FLYBE chief executive Jim French has announced the first jobs cull in the firm’s 30-year history in a sweeping attempt to steer the airline back to profit.
Scots-born French blamed the “brutal impact” of rising taxes on air travel for the move, which will see 10 per cent of a 3,000-strong UK workforce laid off in a bid to save £35 million and get back into the black next year.
The group will also review its network of 13 UK bases, which include Aberdeen, Edinburgh, Glasgow and Inverness. However, most of the job losses are expected to be at Flybe’s Exeter headquarters as well as Manchester and Newcastle. The restructuring is expected to cost between £10m and £12m.
Flybe also confirmed it was in talks that could see it take over some routes and aircraft from Aer Lingus if the Irish carrier is bought by rival Ryanair.
French said: “It is a matter of great regret that many valued and hard-working colleagues may leave the organisation and it was a decision I and the board have not taken lightly – it’s one we have tried to avoid and it is the first time in almost 30 years of business that we have had to take such action.
“However, faced with the brutal impact of a 160 per cent rise in air passenger duty (APD) over the past six years and the consequent 20 per cent decline in domestic traffic over the same period, we have to recalibrate the business. There is no escape from the £68m-a-year APD tax burden which Flybe has to pay as a result of increases successive governments have levied on the industry.”
He argued that Flybe paid a much greater proportion of its sales as tax because most of its flights are within Britain. Larger carriers with a greater proportion of their business outside of the UK pay less, as few other countries have such a high tax on air travel.
Flybe, which out-sourced its call centre last month in a move impacting 55 jobs, slumped into the red by £1.3m in the six months to 30 September, against profits of £14.3m a year earlier. It blamed the loss on high fuel costs and falling numbers of fliers.
The carrier has issued a series of profits warnings in recent years, causing its shares to slump in value from about 325p at the time of its flotation at the end of 2010 to less than 50p.
Quarterly figures yesterday revealed a 1.7 per cent improvement in the number of passengers flown, to 1.8 million. But passenger revenues fell 1.2 per cent to £136.9m in the three months to 31 December, and costs per seat edged upwards.
Results from the group’s joint venture with Finland’s flag carrier Finnair were more encouraging, with revenues almost doubling to £50.7m and revenue per seat up 11.8 per cent year-on-year.
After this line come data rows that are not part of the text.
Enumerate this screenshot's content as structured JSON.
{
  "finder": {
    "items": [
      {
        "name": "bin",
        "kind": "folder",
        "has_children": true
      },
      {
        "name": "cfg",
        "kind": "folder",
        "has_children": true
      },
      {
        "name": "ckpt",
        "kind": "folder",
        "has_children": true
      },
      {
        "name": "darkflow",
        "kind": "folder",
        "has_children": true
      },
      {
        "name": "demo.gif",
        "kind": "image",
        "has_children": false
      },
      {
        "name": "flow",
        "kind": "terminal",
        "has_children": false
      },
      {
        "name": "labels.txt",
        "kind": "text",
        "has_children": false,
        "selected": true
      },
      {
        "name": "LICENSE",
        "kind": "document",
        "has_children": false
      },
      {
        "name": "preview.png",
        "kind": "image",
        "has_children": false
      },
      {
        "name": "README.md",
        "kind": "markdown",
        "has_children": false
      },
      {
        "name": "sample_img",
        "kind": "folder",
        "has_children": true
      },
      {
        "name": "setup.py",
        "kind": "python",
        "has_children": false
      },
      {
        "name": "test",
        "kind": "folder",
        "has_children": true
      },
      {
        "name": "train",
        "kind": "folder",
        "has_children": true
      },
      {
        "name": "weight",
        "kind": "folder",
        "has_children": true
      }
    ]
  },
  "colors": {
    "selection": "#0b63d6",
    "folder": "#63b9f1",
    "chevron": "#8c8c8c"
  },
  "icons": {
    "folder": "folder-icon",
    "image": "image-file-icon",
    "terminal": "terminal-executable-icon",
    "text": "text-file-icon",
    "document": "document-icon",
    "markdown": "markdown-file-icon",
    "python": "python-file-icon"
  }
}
In its update to the stock exchange detailing the turnaround plan, the airline stressed cuts would be focused on management.
French said the new, “slimline” business model for Flybe’s UK scheduled services should deliver a £3 per seat profit target, and was a “clear and realistic plan” given that neither the UK economy or the tax situation was likely to improve any time soon.
Gerald Khoo, a transport analyst at Espírito Santo Investment Bank, said he was encouraged by the restructuring plan, which provided “some visibility on how the targeted savings are to be achieved”.